Dans le site humanite.fr, Pierre Ivorra saisit l’occasion des événements de la
Tunisie pour analyser ce qu’on pourrait qualifier des «liaisons dangereuses»
entre les multinationales et les pouvoirs. En effet, intitulé “Au bonheur des
multinationales et du pouvoir“, d’emblée pierre Ivorra estime que «pour mettre
enfin l’économie au service de la population, il faut aussi transformer ses
relations économiques avec les grands groupes étrangers, réviser les accords
contractés avec l’Union européenne».
Poussant sa réflexion, il constate d’abord que «la dictature de Ben Ali n’a pas
fait que des mécontents. Il n’est qu’à mesurer la très forte croissance de
l’implantation des multinationales étrangères, notamment françaises, dans le
pays». Et il n’a pas tort, car les chiffres parlent d’eux-mêmes: 1.350
entreprises tricolores sont installées en Tunisie ainsi que 350 à 400 sociétés
italiennes, presque autant d’allemandes et plusieurs grands groupes américains.

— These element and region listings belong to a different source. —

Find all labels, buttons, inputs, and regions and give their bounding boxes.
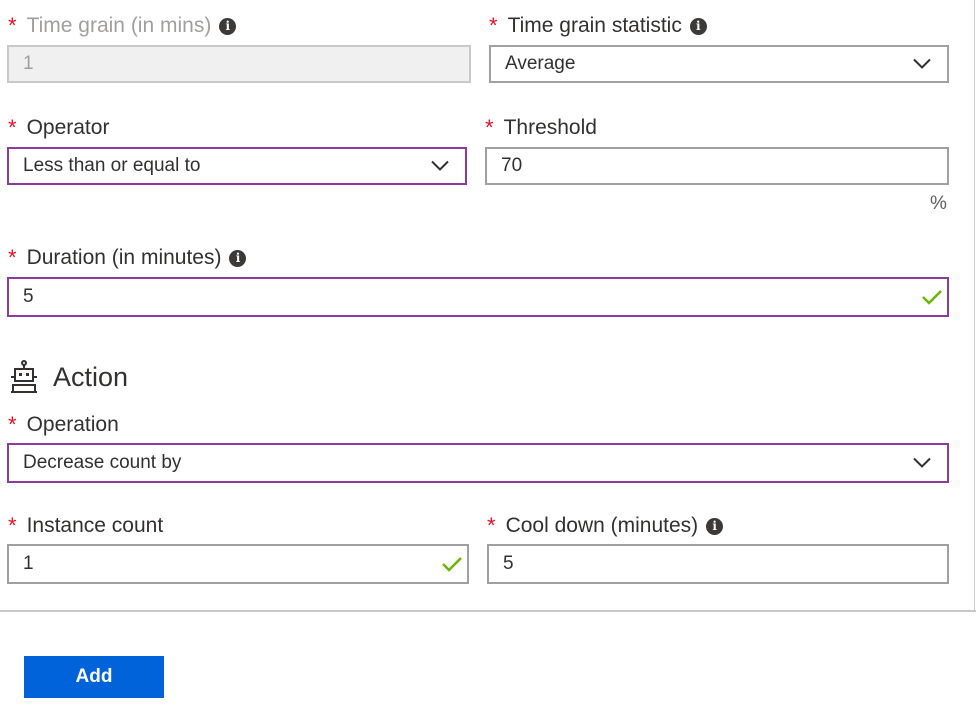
action-section-title: Action	[9, 360, 128, 394]
operation-value: Decrease count by	[23, 452, 182, 473]
info-icon[interactable]: i	[219, 17, 237, 35]
required-mark: *	[8, 13, 17, 38]
duration-label-text: Duration (in minutes)	[26, 246, 222, 269]
cool-down-label: * Cool down (minutes) i	[487, 513, 724, 538]
panel-border	[974, 0, 975, 611]
time-grain-label: * Time grain (in mins) i	[8, 13, 237, 38]
operator-dropdown[interactable]: Less than or equal to	[7, 147, 467, 185]
operation-label-text: Operation	[26, 413, 119, 436]
duration-value: 5	[23, 286, 34, 307]
threshold-label: * Threshold	[485, 116, 597, 140]
info-icon[interactable]: i	[229, 249, 247, 267]
time-grain-value: 1	[23, 53, 34, 74]
required-mark: *	[8, 115, 17, 140]
threshold-input[interactable]: 70	[485, 147, 949, 185]
chevron-down-icon	[431, 160, 449, 171]
chevron-down-icon	[913, 457, 931, 468]
time-grain-statistic-value: Average	[505, 53, 576, 74]
robot-icon	[11, 360, 37, 393]
required-mark: *	[8, 513, 17, 538]
instance-count-value: 1	[23, 553, 34, 574]
required-mark: *	[8, 412, 17, 437]
add-button[interactable]: Add	[24, 656, 164, 698]
required-mark: *	[489, 13, 498, 38]
time-grain-label-text: Time grain (in mins)	[26, 14, 212, 37]
time-grain-statistic-dropdown[interactable]: Average	[489, 45, 949, 83]
info-icon[interactable]: i	[689, 17, 707, 35]
scale-rule-form: * Time grain (in mins) i 1 * Time grain …	[0, 0, 976, 716]
time-grain-input: 1	[7, 45, 471, 83]
footer-divider	[0, 610, 976, 612]
operation-label: * Operation	[8, 413, 119, 437]
threshold-unit: %	[930, 193, 947, 214]
cool-down-value: 5	[503, 553, 514, 574]
operator-value: Less than or equal to	[23, 155, 201, 176]
time-grain-statistic-label: * Time grain statistic i	[489, 14, 707, 38]
duration-label: * Duration (in minutes) i	[8, 245, 247, 270]
operation-dropdown[interactable]: Decrease count by	[7, 443, 949, 483]
instance-count-label-text: Instance count	[26, 514, 164, 537]
threshold-value: 70	[501, 155, 523, 176]
time-grain-statistic-label-text: Time grain statistic	[507, 14, 682, 37]
action-title-text: Action	[53, 361, 129, 392]
operator-label-text: Operator	[26, 116, 110, 139]
instance-count-label: * Instance count	[8, 514, 163, 538]
instance-count-input[interactable]: 1	[7, 544, 469, 584]
cool-down-label-text: Cool down (minutes)	[505, 514, 699, 537]
required-mark: *	[8, 245, 17, 270]
checkmark-icon	[442, 557, 462, 572]
duration-input[interactable]: 5	[7, 277, 949, 317]
info-icon[interactable]: i	[706, 517, 724, 535]
threshold-label-text: Threshold	[503, 116, 597, 139]
chevron-down-icon	[913, 58, 931, 69]
checkmark-icon	[922, 290, 942, 305]
required-mark: *	[485, 115, 494, 140]
required-mark: *	[487, 513, 496, 538]
cool-down-input[interactable]: 5	[487, 544, 949, 584]
operator-label: * Operator	[8, 116, 109, 140]
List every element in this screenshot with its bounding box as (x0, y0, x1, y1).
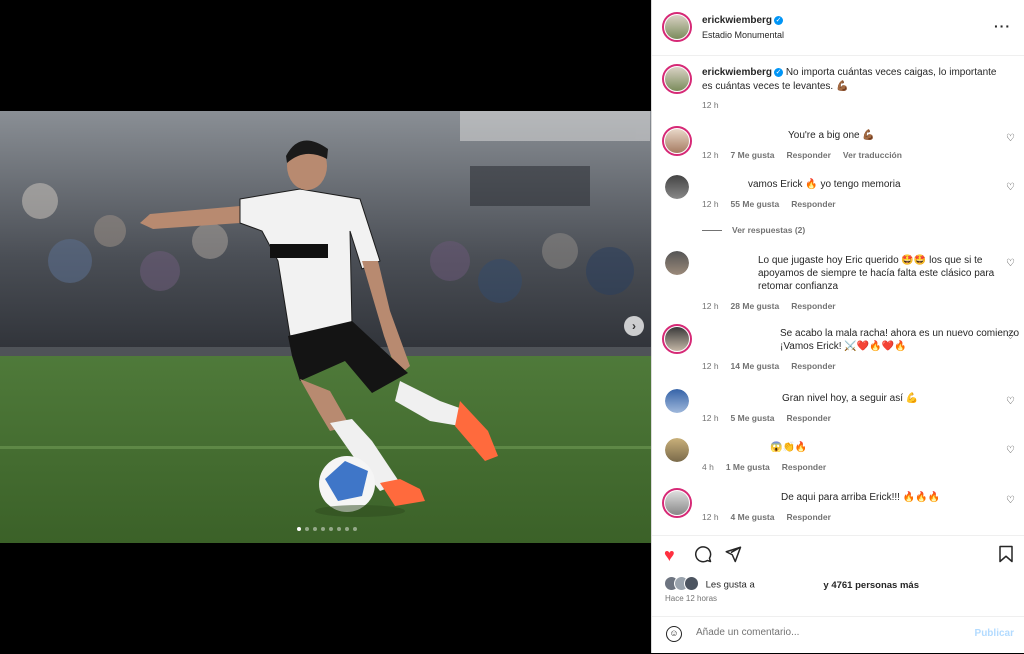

Sachant que les entreprises françaises sont parmi les plus importants employeurs
du pays, ce qui fait de la France par ricochet le premier partenaire économique
de la Tunisie.
Deux secteurs ont été développés par les entreprises de l’Hexagone, à savoir le
textile et les centres d’appels, et ce même si depuis quelques temps l’industrie
aéronautique française a pris pied dans notre pays. Par exemple, le no 1 mondial
dans le domaine des centres d’appels, en l’occurrence Téléperformance, a
délocalisé à Tunis une part croissante de son activité dans l’Hexagone. Orange
n’est pas en reste puisque le groupe télécoms français y a installé une partie
de ses services d’assistance… sans oublier qu’il a par ailleurs pris une
participation de 49% dans Orange Tunisie au côté du groupe Mabrouk, présidé par
un gendre de Ben Ali.
Toujours dans son analyse, M. Ivorra estime qu’une grande partie des difficultés
que connaît la Tunisie aujourd’hui est due à «cette extraversion de l’économie
tunisienne, tournée prioritairement vers l’exportation, le tourisme, plutôt que
vers un développement national». A partir de ce constat, il propose «de réformer
le système économique et social, notamment en révisant les relations avec
l’Europe».
Il rappelle, par ailleurs, que «la Tunisie est le plus ancien partenaire
maghrébin de l’Union, avec la signature en 1995 de l’Accord d’association,
prolongé en 2008 par l’instauration d’une zone de libre-échange industriel». Une
relation qui reste, selon lui, «très déséquilibrée dans la mesure où l’économie
tunisienne est cantonnée dans un rôle de supplétif des stratégies de rentabilité
des groupes européens, notamment de leur politique de baisse du coût du
travail».
Dans le même ordre d’idées, et contrairement aux idées reçues, Pierre Ivorra
dénonce les avantages accordés aux entreprises étrangères qui veulent
s’installer en Tunisie. Ainsi, il rappelle une récente étude de la Banque
mondiale selon laquelle «la Tunisie a été transformée en un paradis pour
multinationales… et que le régime offshore accordé aux entreprises exportatrices
offre plusieurs intérêts fiscaux et financiers (…) comme l’absence de taxe sur
l’importation de matières premières et d’équipements entrant dans le cycle de
production, une défiscalisation sur dix ans et le rapatriement gratuit des
profits».
Pour lui donc, «cette étude montre également que l’économie tunisienne reste
largement dominée par des activités à faible valeur ajoutée, nécessitant un
niveau de qualification peu élevé. (…) Seules 15% des personnes travaillant
aujourd’hui possèdent un diplôme universitaire».
Conclusion de l’auteur, «cette situation qui explique pour partie la révolte des
jeunes diplômés au chômage». Autant dire que les nouvelles autorités du pays se
doivent de reconsidérer la plupart des stratégies économiques de l’ère Ben Ali,
si on ne veut plus être confronté, à l’avenir, les difficultés actuelles.